- Netherlands single cover

Single by Van Morrison

from the album Tupelo Honey
- B-side: "Old Old Woodstock"
- Released: 1972
- Genre: Country rock
- Length: 3:43
- Label: Warner Bros.
- Songwriter: Van Morrison
- Producers: Van Morrison, Ted Templeman

Van Morrison singles chronology
| "Tupelo Honey" (1971) | "(Straight to Your Heart) Like a Cannonball" (1972) | "Jackie Wilson Said (I'm in Heaven When You Smile)" (1972) |

= (Straight to Your Heart) Like a Cannonball =

"(Straight to Your Heart) Like a Cannonball" is a song written by Van Morrison that was first released on his 1971 album Tupelo Honey. It was also released as the third single from the album, but did not chart.

==Lyrics and music==
The lyrics of "(Straight to Your Heart) Like a Cannonball" propose taking advantage of nature to solve one's problems. An example is the opening verse "Well you know sometimes it gets so hard/And everything does not seem to rhyme/I take a walk out in my backyard and go/Do do loo do do, do do loo, do do." The lyrics show country music influences with references to love, weather, and being outdoors. In reviewing Tupelo Honey, Rolling Stone critic Jon Landau suggested that "(Straight to Your Heart) Like a Cannonball" transmutes the expression of generalized need for excitement and fulfillment on the previous song and hit single "Wild, Wild Night" into an expression of desire for a single person."

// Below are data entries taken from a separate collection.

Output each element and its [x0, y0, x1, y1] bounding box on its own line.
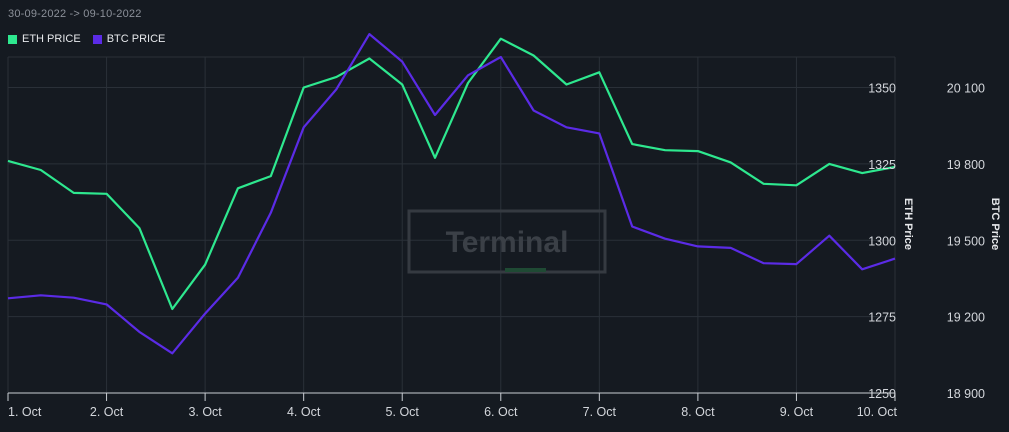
terminal-watermark: Terminal — [407, 209, 607, 274]
legend-item-btc[interactable]: BTC PRICE — [92, 33, 166, 45]
chart-legend: ETH PRICE BTC PRICE — [8, 33, 165, 45]
watermark-accent — [505, 268, 546, 272]
eth-tick-label: 1275 — [868, 311, 896, 325]
grid-lines — [7, 56, 896, 394]
x-tick-label: 10. Oct — [857, 405, 898, 419]
eth-tick-label: 1300 — [868, 234, 896, 248]
x-axis: 1. Oct 2. Oct 3. Oct 4. Oct 5. Oct 6. Oct 7. O… — [7, 392, 898, 419]
date-range: 30-09-2022 -> 09-10-2022 — [8, 8, 142, 20]
eth-price-line[interactable] — [7, 37, 896, 311]
btc-tick-label: 18 900 — [947, 387, 985, 401]
x-tick-label: 6. Oct — [484, 405, 518, 419]
eth-tick-label: 1350 — [868, 82, 896, 96]
eth-tick-label: 1325 — [868, 158, 896, 172]
eth-tick-label: 1250 — [868, 387, 896, 401]
x-tick-label: 4. Oct — [287, 405, 321, 419]
x-tick-label: 9. Oct — [780, 405, 814, 419]
watermark-text: Terminal — [446, 226, 569, 259]
legend-swatch-btc — [92, 34, 102, 44]
btc-tick-label: 19 800 — [947, 158, 985, 172]
x-tick-label: 5. Oct — [386, 405, 420, 419]
btc-price-line[interactable] — [7, 32, 896, 355]
legend-item-eth[interactable]: ETH PRICE — [8, 33, 81, 45]
eth-price-axis: 1250 1275 1300 1325 1350 — [868, 82, 896, 401]
btc-axis-title: BTC Price — [989, 198, 1001, 251]
legend-swatch-eth — [8, 34, 17, 44]
x-tick-label: 1. Oct — [8, 405, 42, 419]
btc-tick-label: 20 100 — [947, 82, 985, 96]
x-tick-label: 2. Oct — [90, 405, 124, 419]
eth-axis-title: ETH Price — [902, 198, 914, 250]
btc-tick-label: 19 200 — [947, 311, 985, 325]
x-tick-label: 3. Oct — [188, 405, 222, 419]
btc-price-axis: 18 900 19 200 19 500 19 800 20 100 — [947, 82, 985, 401]
x-tick-label: 7. Oct — [583, 405, 617, 419]
legend-label-eth: ETH PRICE — [22, 33, 81, 45]
btc-tick-label: 19 500 — [947, 234, 985, 248]
x-tick-label: 8. Oct — [681, 405, 715, 419]
series-lines — [7, 32, 896, 355]
legend-label-btc: BTC PRICE — [106, 33, 166, 45]
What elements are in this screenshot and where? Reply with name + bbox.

The music is lively with a triple metre time signature. The feel of the music shows jazz and R&B influences. Los Angeles Times critic Robert Hilburn suggested that it was an "uptempo spirit." Producer Ted Templeman felt that Ronnie Montrose's electric guitar playing was particularly effective on this song, stating that his "infectious strumming and catchy fills made 'Cannonball' worthy of release as a single." Templeman also praised the 2-note hook Montrose played after the "Do do loo do do, do do loo, do do" line that ends most of the verses. Templeman felt that "it was a simple lick that any guitarist could have played but, the way he played it was special. It brightened the tune right up and gave it this pop sheen." Morrison played acoustic guitar on the song. Copley News Service critic Judy Hugg praised "Boots" Houston's flute playing on the song.

==Recording==
"(Straight to Your Heart) Like a Cannonball" was recorded at Wally Heider Studios in San Francisco, California, during the first set of recording sessions for Tupelo Honey.

==Reception==
Billboard chose "(Straight to Your Heart) Like a Cannonball" as a recommended pop single when the single was released. Nonetheless, "(Straight to Your Heart) Like a Cannonball" failed to make the Billboard Hot 100, topping out on the Bubbling Under Hot 100 chart at #119.

Record World called it a "superb cut" and said that this "smooth, rolling song highlighted by some great 'la-las' is a natural for just about every kind of music lover." Windsor Star critic John Laycock praised the "cheerful banality" of the song. The Dispatch critic Dink Lorance described it as a "bouncy little number with nice guitar and vocals." Patrick Humphries praised the song's "verve and panache." Music journalist Erik Hage described the song as "focused medicine-show Americana."